Not enough. The words died on her lips when Dean moved away, because Claire felt that right now, that maybe she hadn't done enough, that maybe she should have pressed more instead of doing what she had always done in waiting for the right time, but she could tell that saying those words out loud would only make this worse.
"Dean..."
He was bolting, it was completely clear that he was trying to distance himself, trying to push her away. Maybe push everyone away right now, not because of what she said but definitely because of what he was feeling. She couldn't beg him to stay, despite knowing what he was about to do. She wanted to do it, right now so much, and she wanted to tell him that those ten years didn't change the fact he was her best friend she loved him, but she knew that look in his eyes, that wild expression that said what he was feeling made him feel like a trapped animal.
He needed the space right now.
Dean did need space. God help him he did. Before he even really realized what he was doing, he swung back, going to open the door of the guest room. "Hey, Peter," He said, trying as hard as he could to keep his voice in the normal, friendly tone he wanted to use with Peter instead of the scared as hell one that threatened to come out. "I'm gonna head out for a while. Wanna keep an eye on Claire and make sure she eats her sandwich? There are more potato chips in the kitchen if she wants more. She likes her sandwich crunchy."
I need to get out of here. I've got to get out of this house before I think how close I came to being just like that bastard, how I could have hurt Mom and Claire without blinking twice when I was in the pit.
Turning quickly before even giving Peter a real chance to respond, Dean headed for the stairs. "Going out for a little while, Claire, stay in the house."
God I'm going to hell for this, she's hurting and I'm leaving...

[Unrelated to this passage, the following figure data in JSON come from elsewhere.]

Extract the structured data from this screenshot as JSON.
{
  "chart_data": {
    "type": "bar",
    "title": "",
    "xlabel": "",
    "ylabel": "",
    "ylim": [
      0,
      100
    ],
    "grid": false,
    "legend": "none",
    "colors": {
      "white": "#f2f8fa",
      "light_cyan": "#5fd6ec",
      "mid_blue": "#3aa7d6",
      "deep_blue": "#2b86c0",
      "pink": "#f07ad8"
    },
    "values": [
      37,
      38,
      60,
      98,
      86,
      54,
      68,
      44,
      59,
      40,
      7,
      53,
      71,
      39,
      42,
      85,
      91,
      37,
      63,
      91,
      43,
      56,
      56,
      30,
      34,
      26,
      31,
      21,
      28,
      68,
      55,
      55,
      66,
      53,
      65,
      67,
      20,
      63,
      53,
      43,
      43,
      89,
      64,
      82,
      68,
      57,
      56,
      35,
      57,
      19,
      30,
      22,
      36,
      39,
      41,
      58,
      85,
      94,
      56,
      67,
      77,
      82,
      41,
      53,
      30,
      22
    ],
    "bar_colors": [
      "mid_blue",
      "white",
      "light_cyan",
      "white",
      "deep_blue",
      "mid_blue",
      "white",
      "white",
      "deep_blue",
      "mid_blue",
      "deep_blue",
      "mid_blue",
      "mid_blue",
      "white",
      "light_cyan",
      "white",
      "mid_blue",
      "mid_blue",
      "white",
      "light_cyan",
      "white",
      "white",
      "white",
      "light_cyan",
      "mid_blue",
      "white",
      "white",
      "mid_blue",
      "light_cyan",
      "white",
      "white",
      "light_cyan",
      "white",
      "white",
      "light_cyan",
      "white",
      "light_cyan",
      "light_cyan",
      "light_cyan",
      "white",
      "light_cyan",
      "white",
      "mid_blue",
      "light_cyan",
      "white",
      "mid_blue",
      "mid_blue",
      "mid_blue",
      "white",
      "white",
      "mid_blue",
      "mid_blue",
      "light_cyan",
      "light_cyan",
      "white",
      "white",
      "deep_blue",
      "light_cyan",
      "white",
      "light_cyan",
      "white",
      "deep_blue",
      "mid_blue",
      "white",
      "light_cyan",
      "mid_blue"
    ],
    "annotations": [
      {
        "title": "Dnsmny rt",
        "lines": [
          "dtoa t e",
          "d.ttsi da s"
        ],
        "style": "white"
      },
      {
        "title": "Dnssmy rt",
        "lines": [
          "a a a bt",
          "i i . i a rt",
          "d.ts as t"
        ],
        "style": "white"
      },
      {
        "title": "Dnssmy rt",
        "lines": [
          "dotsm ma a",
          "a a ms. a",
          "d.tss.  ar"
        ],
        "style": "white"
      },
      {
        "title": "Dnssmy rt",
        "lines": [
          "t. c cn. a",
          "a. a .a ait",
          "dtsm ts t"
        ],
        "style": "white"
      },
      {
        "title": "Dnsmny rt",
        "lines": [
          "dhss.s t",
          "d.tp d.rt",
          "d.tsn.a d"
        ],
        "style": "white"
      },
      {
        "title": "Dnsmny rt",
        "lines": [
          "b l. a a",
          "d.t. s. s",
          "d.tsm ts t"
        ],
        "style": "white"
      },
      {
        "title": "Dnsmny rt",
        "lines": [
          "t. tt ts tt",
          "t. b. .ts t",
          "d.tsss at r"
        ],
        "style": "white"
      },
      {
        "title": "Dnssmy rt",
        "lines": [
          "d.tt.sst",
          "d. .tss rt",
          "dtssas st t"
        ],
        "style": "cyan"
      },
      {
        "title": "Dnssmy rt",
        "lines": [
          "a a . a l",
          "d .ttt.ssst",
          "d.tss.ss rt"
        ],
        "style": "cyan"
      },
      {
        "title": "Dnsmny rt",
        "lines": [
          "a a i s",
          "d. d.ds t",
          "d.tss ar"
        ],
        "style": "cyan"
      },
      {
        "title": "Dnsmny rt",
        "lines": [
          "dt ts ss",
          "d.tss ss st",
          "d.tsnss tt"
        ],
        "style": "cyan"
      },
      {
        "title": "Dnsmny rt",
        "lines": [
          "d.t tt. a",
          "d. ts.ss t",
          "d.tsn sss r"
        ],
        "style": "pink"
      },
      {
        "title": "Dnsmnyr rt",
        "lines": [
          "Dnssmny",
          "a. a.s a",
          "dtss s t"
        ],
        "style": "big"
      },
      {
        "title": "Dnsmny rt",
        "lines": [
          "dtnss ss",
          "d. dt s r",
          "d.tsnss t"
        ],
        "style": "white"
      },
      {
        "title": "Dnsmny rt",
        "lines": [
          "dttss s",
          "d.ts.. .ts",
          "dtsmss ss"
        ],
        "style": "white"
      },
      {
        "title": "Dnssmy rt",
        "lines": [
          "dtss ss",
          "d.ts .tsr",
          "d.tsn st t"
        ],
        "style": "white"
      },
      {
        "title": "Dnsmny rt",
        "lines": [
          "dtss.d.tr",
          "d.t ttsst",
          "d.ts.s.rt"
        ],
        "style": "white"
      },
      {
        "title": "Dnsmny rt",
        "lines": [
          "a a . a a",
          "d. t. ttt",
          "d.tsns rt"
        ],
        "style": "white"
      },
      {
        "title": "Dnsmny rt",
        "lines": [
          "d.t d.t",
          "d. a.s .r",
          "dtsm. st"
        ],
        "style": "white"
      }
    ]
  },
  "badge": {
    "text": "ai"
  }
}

Dean all but ran up the stairs.
When he crossed the room, Claire almost did beg him to stay, to stay because she needed him, but that warred with knowing he needed this space to get through what he was feeling right now. So instead of calling out, she muffled it until he was gon and then buried her face in the comforter. When Peter joined her again on the couch a few seconds later, Claire leaned in and cried for a lot of things, asserting Dean hadn't done anything to make her cry, that none of what had happened recently was his fault, the remembered pain from yesterday mingling with the sympathetic pain of knowing others knew it, with frustration that she couldn't make herself better right now so she could go make things better for others, like Dean.
But when Dean came back, they'd make this as right as it could be for now. It was what best friends did.